Eisleben und Mansfeld

Luther auf Schritt und Tritt

Aussichtslos. Unmöglich. Wer Martin Luther in Eisleben aus dem Weg gehen will, wandelt auf verlorenen Pfaden. Der Reformator ist in dem kleinen Städtchen in Sachsen-Anhalt buchstäblich allgegenwärtig. Hier wurde er geboren, hier starb er. „Lutherstadt“ nennt sich Eisleben stolz seit 75 Jahren. Selbst zu DDR-Zeiten war der Kult um jenen Mann ungebrochen, dessen Wirken zur Kirchenspaltung wesentlich beitrug.

Auf dem Marktplatz, dem städtischen Rathaus den Rücken zugekehrt, steht er und blickt nach Osten – stolz, entschlossen, trotzig, die päpstliche Bannbulle in der rechten und die Heilige Schrift in den linken Hand: Martin Luther, Eislebens berühmtester Sohn. Seit 1883, seit Luthers 400. Geburtstag, steht der mächtige Bronze-Reformator auf dem Markt und kann nicht anders.

Luthers Leben und Wirken

Das Denkmal schuf der preußische Bildhauer Rudolf Siemering (1835 bis 1905). Den viereckigen Sockel aus schwedischem Granit zieren drei Reliefs, die Ereignisse aus Luthers Leben und Wirken illustrieren: Martin im Kreise seiner Familie, die Disputation mit seinem papsttreuen Kontrahenten Johannes Eck aus Ingolstadt, die Bibelübersetzung auf der Wartburg. Ein viertes Relief steht für den Sieg des Guten über das Böse.

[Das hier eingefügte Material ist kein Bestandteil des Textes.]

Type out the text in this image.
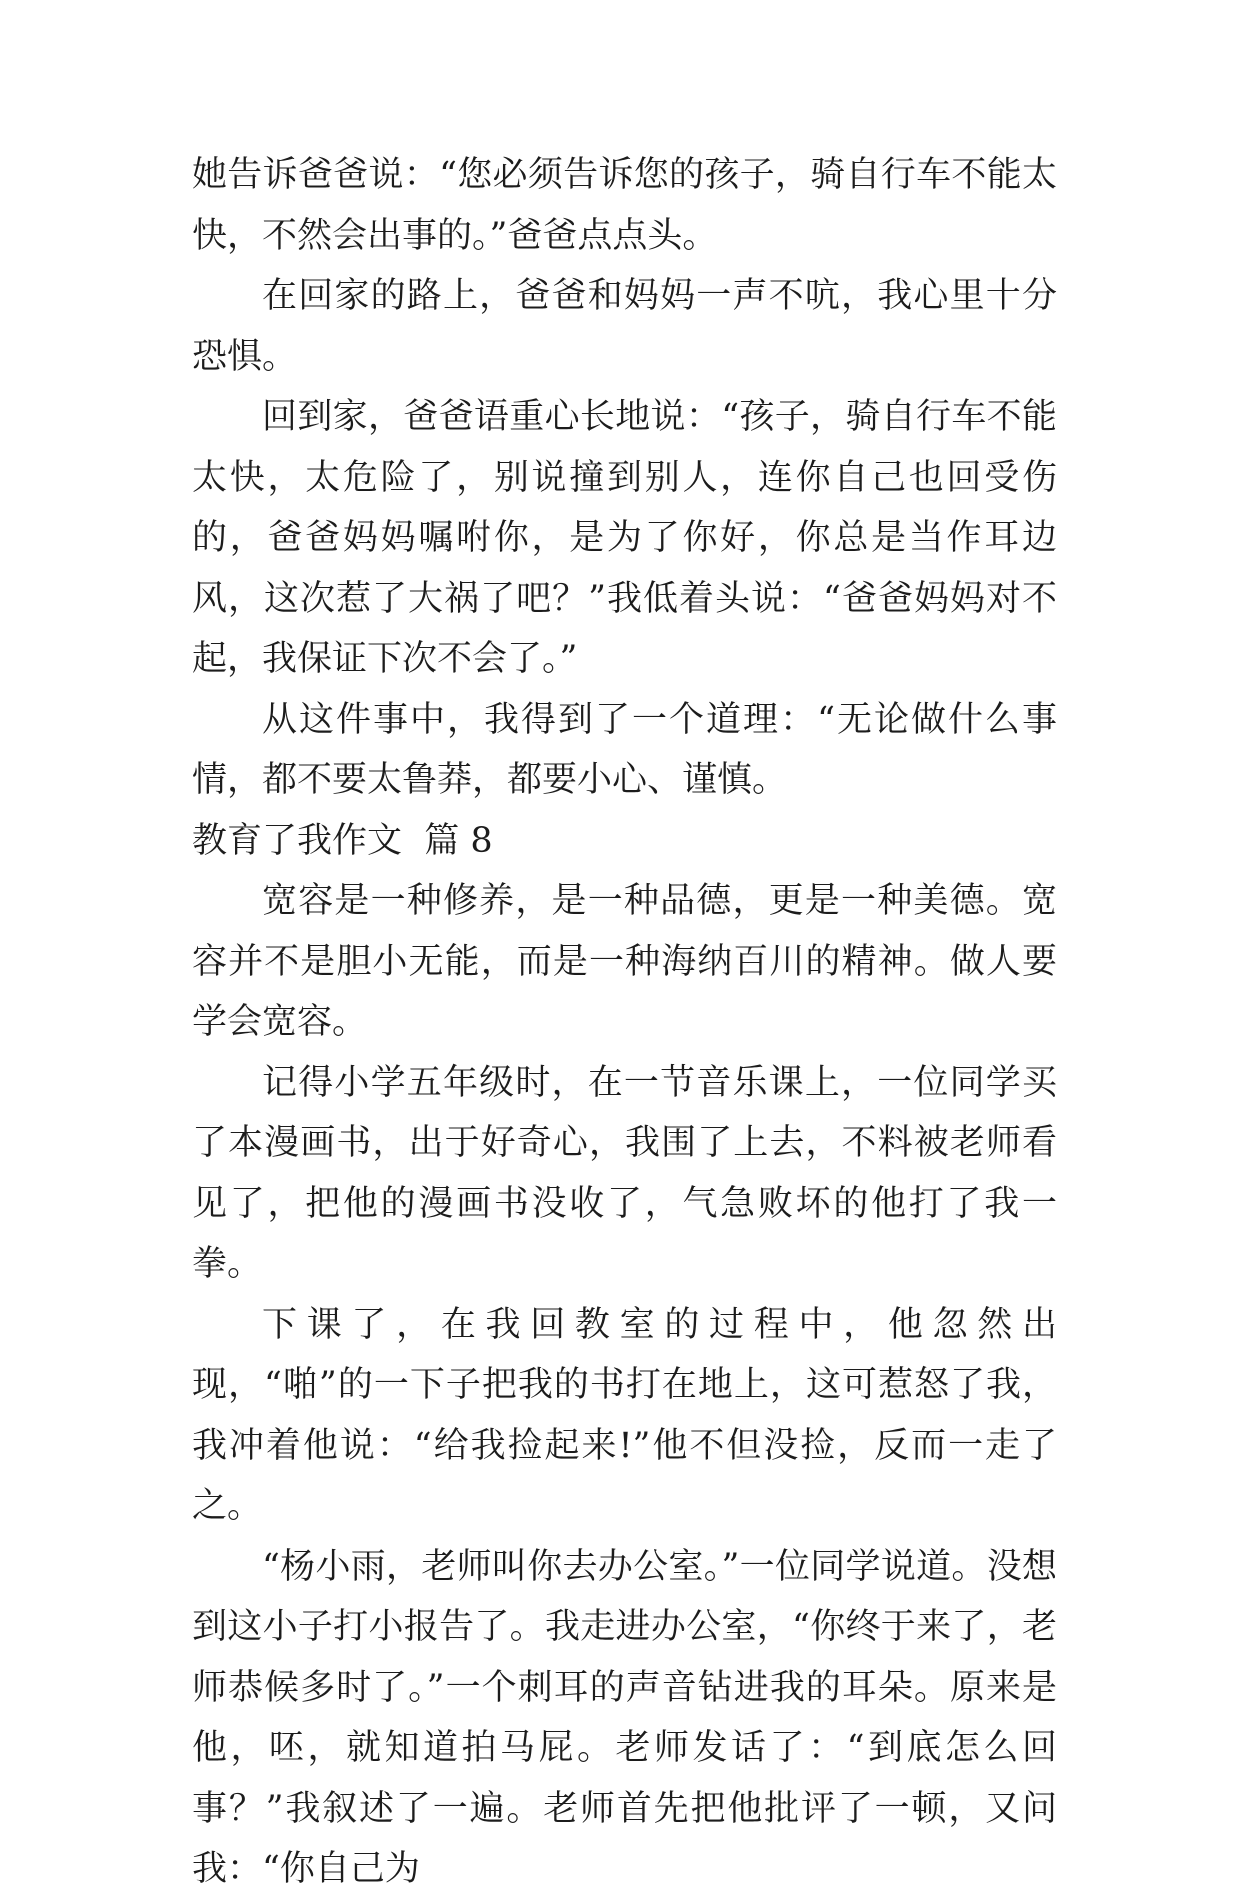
她告诉爸爸说：“您必须告诉您的孩子，骑自行车不能太快，不然会出事的。”爸爸点点头。

在回家的路上，爸爸和妈妈一声不吭，我心里十分恐惧。

回到家，爸爸语重心长地说：“孩子，骑自行车不能太快，太危险了，别说撞到别人，连你自己也回受伤的，爸爸妈妈嘱咐你，是为了你好，你总是当作耳边风，这次惹了大祸了吧？”我低着头说：“爸爸妈妈对不起，我保证下次不会了。”

从这件事中，我得到了一个道理：“无论做什么事情，都不要太鲁莽，都要小心、谨慎。

教育了我作文  篇 8

宽容是一种修养，是一种品德，更是一种美德。宽容并不是胆小无能，而是一种海纳百川的精神。做人要学会宽容。

记得小学五年级时，在一节音乐课上，一位同学买了本漫画书，出于好奇心，我围了上去，不料被老师看见了，把他的漫画书没收了，气急败坏的他打了我一拳。

下课了，在我回教室的过程中，他忽然出现，“啪”的一下子把我的书打在地上，这可惹怒了我，我冲着他说：“给我捡起来!”他不但没捡，反而一走了之。

“杨小雨，老师叫你去办公室。”一位同学说道。没想到这小子打小报告了。我走进办公室，“你终于来了，老师恭候多时了。”一个刺耳的声音钻进我的耳朵。原来是他，呸，就知道拍马屁。老师发话了：“到底怎么回事？”我叙述了一遍。老师首先把他批评了一顿，又问我：“你自己为
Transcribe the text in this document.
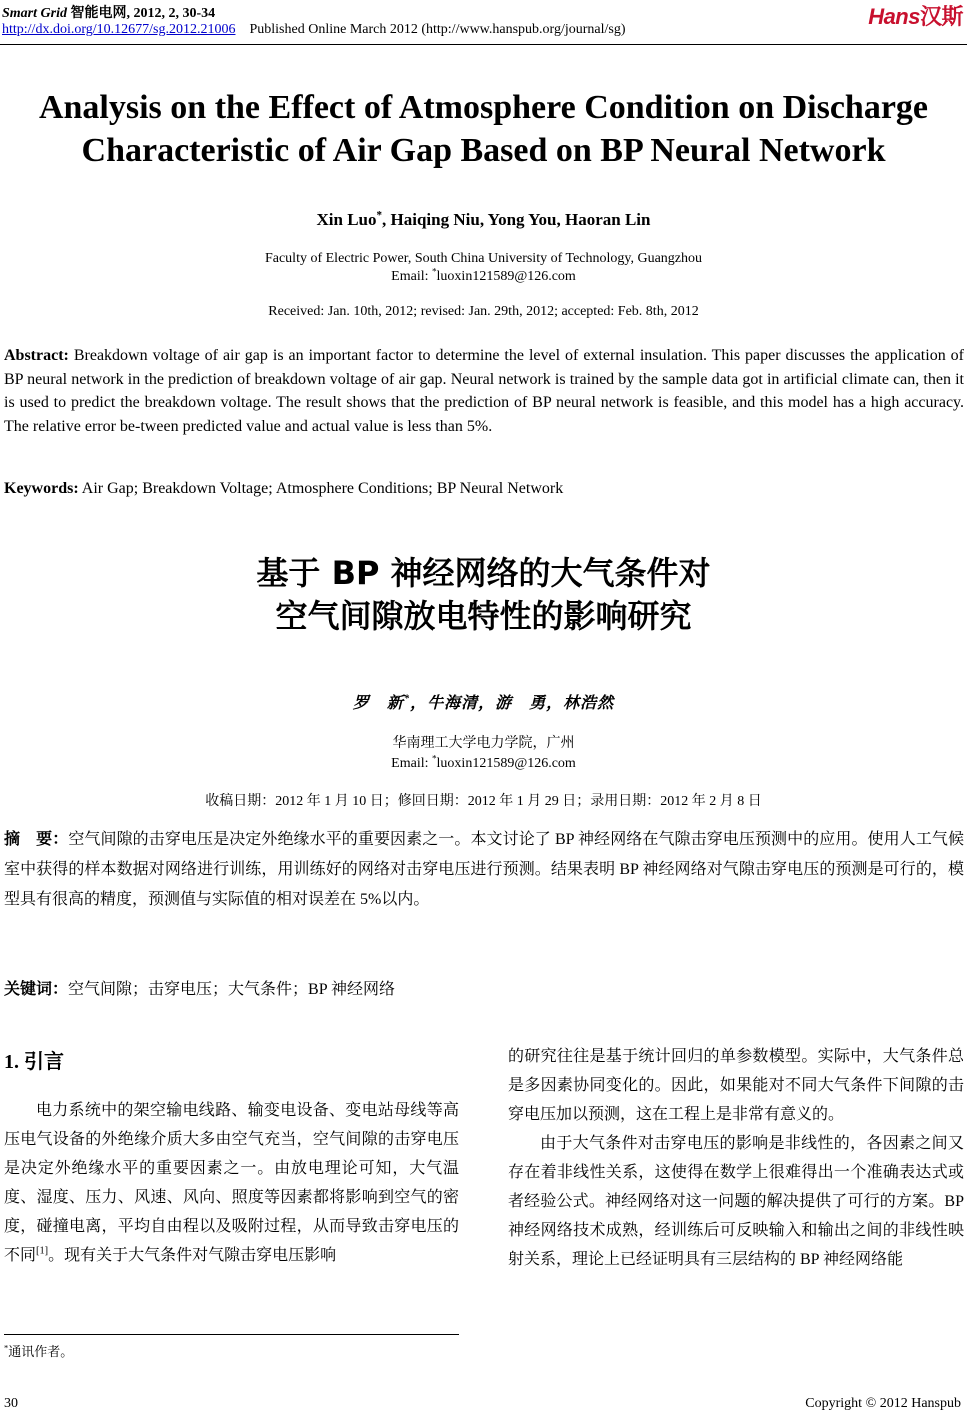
Smart Grid 智能电网, 2012, 2, 30-34
http://dx.doi.org/10.12677/sg.2012.21006 Published Online March 2012 (http://www.hanspub.org/journal/sg)
Hans汉斯
Analysis on the Effect of Atmosphere Condition on Discharge
Characteristic of Air Gap Based on BP Neural Network
Xin Luo*, Haiqing Niu, Yong You, Haoran Lin
Faculty of Electric Power, South China University of Technology, Guangzhou
Email: *luoxin121589@126.com
Received: Jan. 10th, 2012; revised: Jan. 29th, 2012; accepted: Feb. 8th, 2012
Abstract: Breakdown voltage of air gap is an important factor to determine the level of external insulation. This paper discusses the application of BP neural network in the prediction of breakdown voltage of air gap. Neural network is trained by the sample data got in artificial climate can, then it is used to predict the breakdown voltage. The result shows that the prediction of BP neural network is feasible, and this model has a high accuracy. The relative error be-tween predicted value and actual value is less than 5%.
Keywords: Air Gap; Breakdown Voltage; Atmosphere Conditions; BP Neural Network
基于 BP 神经网络的大气条件对
空气间隙放电特性的影响研究
罗　新*，牛海清，游　勇，林浩然
华南理工大学电力学院，广州
Email: *luoxin121589@126.com
收稿日期：2012 年 1 月 10 日；修回日期：2012 年 1 月 29 日；录用日期：2012 年 2 月 8 日
摘　要：空气间隙的击穿电压是决定外绝缘水平的重要因素之一。本文讨论了 BP 神经网络在气隙击穿电压预测中的应用。使用人工气候室中获得的样本数据对网络进行训练，用训练好的网络对击穿电压进行预测。结果表明 BP 神经网络对气隙击穿电压的预测是可行的，模型具有很高的精度，预测值与实际值的相对误差在 5%以内。
关键词：空气间隙；击穿电压；大气条件；BP 神经网络
1. 引言

电力系统中的架空输电线路、输变电设备、变电站母线等高压电气设备的外绝缘介质大多由空气充当，空气间隙的击穿电压是决定外绝缘水平的重要因素之一。由放电理论可知，大气温度、湿度、压力、风速、风向、照度等因素都将影响到空气的密度，碰撞电离，平均自由程以及吸附过程，从而导致击穿电压的不同[1]。现有关于大气条件对气隙击穿电压影响

的研究往往是基于统计回归的单参数模型。实际中，大气条件总是多因素协同变化的。因此，如果能对不同大气条件下间隙的击穿电压加以预测，这在工程上是非常有意义的。

由于大气条件对击穿电压的影响是非线性的，各因素之间又存在着非线性关系，这使得在数学上很难得出一个准确表达式或者经验公式。神经网络对这一问题的解决提供了可行的方案。BP 神经网络技术成熟，经训练后可反映输入和输出之间的非线性映射关系，理论上已经证明具有三层结构的 BP 神经网络能

*通讯作者。
30	Copyright © 2012 Hanspub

Nur jeder siebte Einwohner von Eisleben gehört einer der beiden großen christlichen Kirchen an. Zwei Drittel davon sind evangelisch-lutherisch. Und doch macht man hier in der Lutherstadt buchstäblich keinen Schritt, ohne dem Reformator zu begegnen. Selbst die Gully-Deckel erinnern an ihn. Und in den Schaufenstern der Geschäfte prangt sein Antlitz auf Büchern, Touristenführern und Spirituosen.

Der Name des Reformators grüßt von Straßenschildern und Wegweisern. Inschriften an Fassaden und eingelassen im Boden verkünden seine Worte. Ein Gymnasium, das auf Luther selbst zurückgeht, trägt seinen Namen. Die Beschäftigten der Luther-Apotheke helfen bei körperlichen Wehwehchen. Und für’s leibliche Wohl sorgt die Lutherschenke. „Ich fresse wie ein Böhme und saufe wie ein Deutscher“, wirbt sie mit einer jener deftigen Aussagen, für die Luther schon zu Lebzeichen berüchtigt war. 

Hinterm Rathaus ragen die Türme der spätgotischen Andreaskirche in die Höhe. Von ihrer Kanzel, die natürlich nach dem Reformator benannt ist, hielt Luther die vier letzten Predigten seines Lebens. Nur wenige Schritte von dem Gotteshaus entfernt starb er am 18. Februar 1546: neben dem Rathaus, wo heute ein gehobenes Hotel seine Gäste beherbergt. Das Museum „Luthers Sterbehaus“ ist zwar ähnlich alt, hatte aber ursprünglich nichts mit dem Reformator zu tun.

Lutherstätten sind Unesco-Welterbe

Seinen Bei­namen „Lutherstadt“ hat sich Eisleben unter sozialistischer Vorherrschaft gegeben: 1946, zum 400. Todestag des berühmten Sohns der Stadt. Seit 25 Jahren, seit 1996, gehören die Lutherstätten zum ­Unesco-Welterbe. Gemeinsam mit jenen in der anderen, der ungleich bekannteren „Lutherstadt“ Wittenberg (so benannt seit 1938) stehen sie unter der Ägide der öffentlich-rechtlichen Stiftung Luthergedenkstätten in Sachsen-Anhalt.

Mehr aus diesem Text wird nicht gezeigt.